If......a player has a high GS/ADJ and a low GS/NET, they are a much larger candidate to wash out, because the typical profile of that player is one who contributes so little scoring value in college, that it is unrealistic to expect them to hang on in the modern NBA, as a really sub par offensive player. BUT THE ASSITS? Our historical data says NBA prospects need to score to a baseline level in college, regardless of their creation skills. Think Kendall Marshall. A distributor / defender type that just cannot score, at all. Defensive players are more apt to stick in this metric, as their specialized skill is harder to find.
If......a player has a lower GS/ADJ and a higher GS/NET, their offense needs to project to the NBA to stick because it intimates they are unlikely to impact on the defensive end. Think Kemba Walker. A highly explosive offensive player that can be more of a liability against upper echelon NBA offensive talent.
If......a player has a high GS/ADJ and an average GS/NET, they tend to profile as great role player candidates because they produce high impact stats (less scoring) but still historically score at a rate that makes them passable offensive players. Think Steven Adams. A quality starter that contributes across the statistical spectrum but can still chip in enough on offense to provide some defensive gravity.
If......a player has a low GS/ADJ and a low GS/NET, it is typically a death sentence for a prospect. Will a few of them survive? Sure. Will a GM keep his job if he continually drafts these types? Probably not.
This stands for “Net Game Score”. The calculation is based off of John Hollinger's game score methodology and is the sum of a players scoring AND non scoring contributions. Are you saying, doesn’t game score already do that? My answer is kind of…….at the college level, offense can really mask one dimensional players. This is specifically where this calculation tends to shine…..determining who should be taken, at what position, if your team has a positional need in the same tier. This calculation tends to almost always make the right selection when deciding between a closely grouped tier of players, at a given position. In tie situations, GS/ADJ breaks them, further strengthening the likelihood a team chooses the best player. We’ll eventually start posting historical comparisons for everyone to see. Like anything, it isn’t full proof but it does a pretty good job of better assessing what appear to be like players from a game score perspective…..and deciding which is a better player to bet on.

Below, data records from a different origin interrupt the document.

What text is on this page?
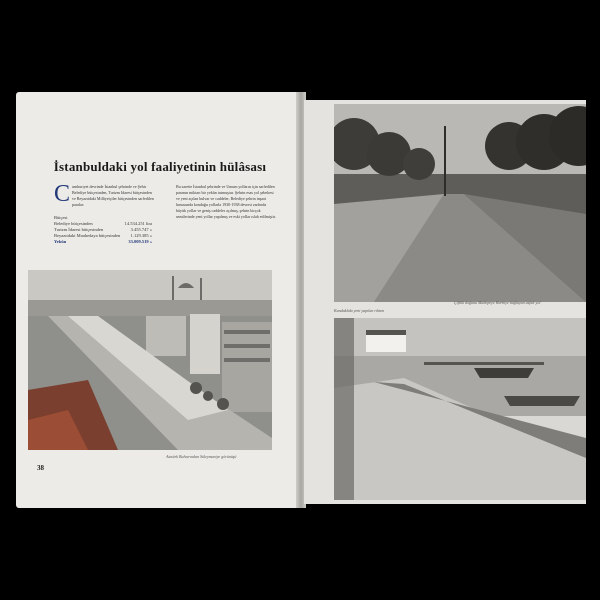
İstanbuldaki yol faaliyetinin hülâsası
C umhuriyet devrinde İstanbul şehrinde ve Şehir Belediye bütçesinden, Turizm Idaresi bütçesinden ve Beyazıtdaki Milliyetçiler bütçesinden sarfedilen paralar:
Bütçesi
Belediye bütçesinden	14.534.251 lira
Turizm İdaresi bütçesinden	3.455.747 »
Beyazıtdaki Muahedaya bütçesinden 1.129.385 »
Yekûn	33.009.519 »
Bu sarette İstanbul şehrinde ve Umum yolların için sarfedilen paranın miktarı bir yekûn tutmuştur. Şehrin esas yol şebekesi ve yeni açılan bulvar ve caddeler, Belediye şehrin inşaat hususunda konduğu yollarla 1930-1938 devresi zarfında büyük yollar ve geniş caddeler açılmış, şehrin birçok semtlerinde yeni yollar yapılmış ve eski yollar ıslah edilmiştir.
Atatürk Bulvarından Süleymaniye görünüşü
38
Kandaklıda yeni yapılan rıhtım
Çiftlik doğunu Maltepeye Harbiye bağlayan asfalt yol
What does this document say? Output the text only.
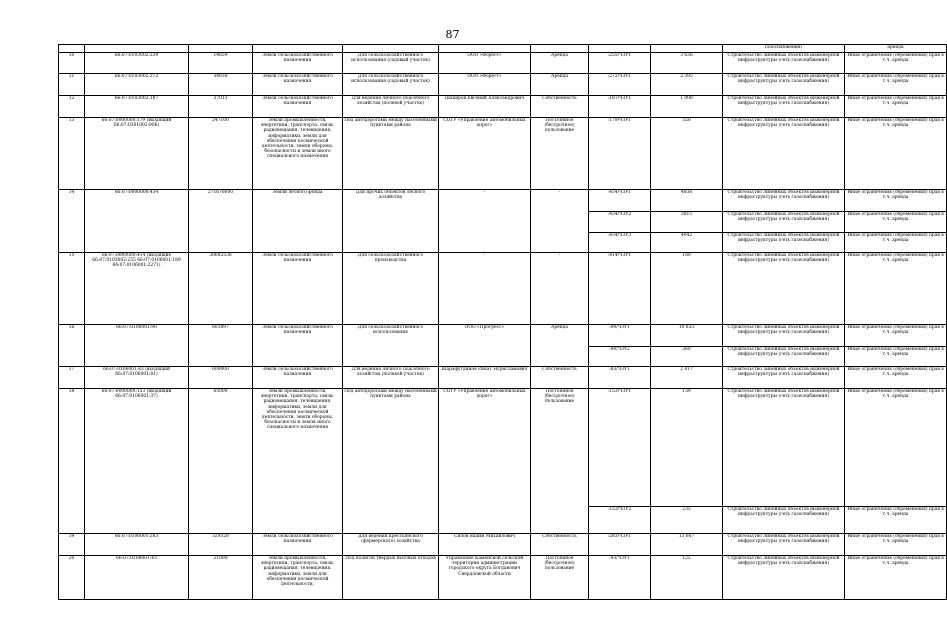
87
									газоснабжения)	аренда
10	66:07:0103002:239	14659	Земли сельскохозяйственного назначения	Для сельскохозяйственного использования (садовый участок)	ООО «Форест»	Аренда	:255/ЧЗУ1	3 636	Строительство линейных объектов инженерной инфраструктуры (сеть газоснабжения)	Иные ограничения (обременения) прав в т.ч. аренда
11	66:07:0103002:272	34658	Земли сельскохозяйственного назначения	Для сельскохозяйственного использования (садовый участок)	ООО «Форест»	Аренда	:272/ЧЗУ1	2 395	Строительство линейных объектов инженерной инфраструктуры (сеть газоснабжения)	Иные ограничения (обременения) прав в т.ч. аренда
12	66:07:0103002:187	37013	Земли сельскохозяйственного назначения	Для ведения личного подсобного хозяйства (полевой участок)	Шакиров Евгений Александрович	Собственность	:187/ЧЗУ1	1 008	Строительство линейных объектов инженерной инфраструктуры (сеть газоснабжения)	Иные ограничения (обременения) прав в т.ч. аренда
13	66:07:0000000:179 (входящий 66:07:0301002:906)	247100	Земли промышленности, энергетики, транспорта, связи, радиовещания, телевидения, информатики, земли для обеспечения космической деятельности, земли обороны, безопасности и земли иного специального назначения	Под автодорогами между населенными пунктами района	СОГУ «Управление автомобильных дорог»	Постоянное (бессрочное) пользование	:179/ЧЗУ1	320	Строительство линейных объектов инженерной инфраструктуры (сеть газоснабжения)	Иные ограничения (обременения) прав в т.ч. аренда
14	66:07:0000000:434	271676000	Земли лесного фонда	Для прочих объектов лесного хозяйства	-	-	:434/ЧЗУ1	4838	Строительство линейных объектов инженерной инфраструктуры (сеть газоснабжения)	Иные ограничения (обременения) прав в т.ч. аренда
							:434/ЧЗУ2	3815	Строительство линейных объектов инженерной инфраструктуры (сеть газоснабжения)	Иные ограничения (обременения) прав в т.ч. аренда
							:434/ЧЗУ3	4042	Строительство линейных объектов инженерной инфраструктуры (сеть газоснабжения)	Иные ограничения (обременения) прав в т.ч. аренда
15	66:07:0000000:414 (входящие 66:07:0103002:255 66:07:0106001:189 66:07:0106001:2271)	30682536	Земли сельскохозяйственного назначения	Для сельскохозяйственного производства	-	-	:414/ЧЗУ1	180	Строительство линейных объектов инженерной инфраструктуры (сеть газоснабжения)	Иные ограничения (обременения) прав в т.ч. аренда
16	66:07:0106001:90	601897	Земли сельскохозяйственного назначения	Для сельскохозяйственного использования	ООО «Прогресс»	Аренда	:90/ЧЗУ1	10 833	Строительство линейных объектов инженерной инфраструктуры (сеть газоснабжения)	Иные ограничения (обременения) прав в т.ч. аренда
							:90/ЧЗУ2	360	Строительство линейных объектов инженерной инфраструктуры (сеть газоснабжения)	Иные ограничения (обременения) прав в т.ч. аренда
17	66:07:0106001:83 (входящий 66:07:0106001:81)	600000	Земли сельскохозяйственного назначения	Для ведения личного подсобного хозяйства (полевой участок)	Шарафутдинов Ринат Нурисламович	Собственность	:83/ЧЗУ1	2 417	Строительство линейных объектов инженерной инфраструктуры (сеть газоснабжения)	Иные ограничения (обременения) прав в т.ч. аренда
18	66:07:0000000:153 (входящий 66:07:0106001:37)	65000	Земли промышленности, энергетики, транспорта, связи, радиовещания, телевидения, информатики, земли для обеспечения космической деятельности, земли обороны, безопасности и земли иного специального назначения	Под автодорогами между населенными пунктами района	СОГУ «Управление автомобильных дорог»	Постоянное (бессрочное) пользование	:153/ЧЗУ1	139	Строительство линейных объектов инженерной инфраструктуры (сеть газоснабжения)	Иные ограничения (обременения) прав в т.ч. аренда
							:153/ЧЗУ2	235	Строительство линейных объектов инженерной инфраструктуры (сеть газоснабжения)	Иные ограничения (обременения) прав в т.ч. аренда
19	66:07:0106001:283	329328	Земли сельскохозяйственного назначения	Для ведения крестьянского (фермерского) хозяйства	Силов Вадим Михайлович	Собственность	:283/ЧЗУ1	13 667	Строительство линейных объектов инженерной инфраструктуры (сеть газоснабжения)	Иные ограничения (обременения) прав в т.ч. аренда
20	66:07:0106001:43	21000	Земли промышленности, энергетики, транспорта, связи, радиовещания, телевидения, информатики, земли для обеспечения космической деятельности,	Под полигон твердых бытовых отходов	Управление Каменской сельской территории администрации городского округа Богданович Свердловской области	Постоянное (бессрочное) пользование	:43/ЧЗУ1	122	Строительство линейных объектов инженерной инфраструктуры (сеть газоснабжения)	Иные ограничения (обременения) прав в т.ч. аренда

Relative to their NBA position, how has a prospect performed vs. their positional peers. 0.80 is an average prospect profile at a players’s given position. Above 0.80 is better than average…..the higher the number, the more likely we think that player is to turn in to an impact player at the next level. The lower the number, the longer the odds for that prospect to stay in the NBA. 83% of All-Star and top 10 VORP (relative to their draft year) players are average or better in POSS/DIFF.....so it proves as a good baseline when assessing a player. There are certainly instances where you bet on more raw players below this threshold but you should have compelling arguments to do so.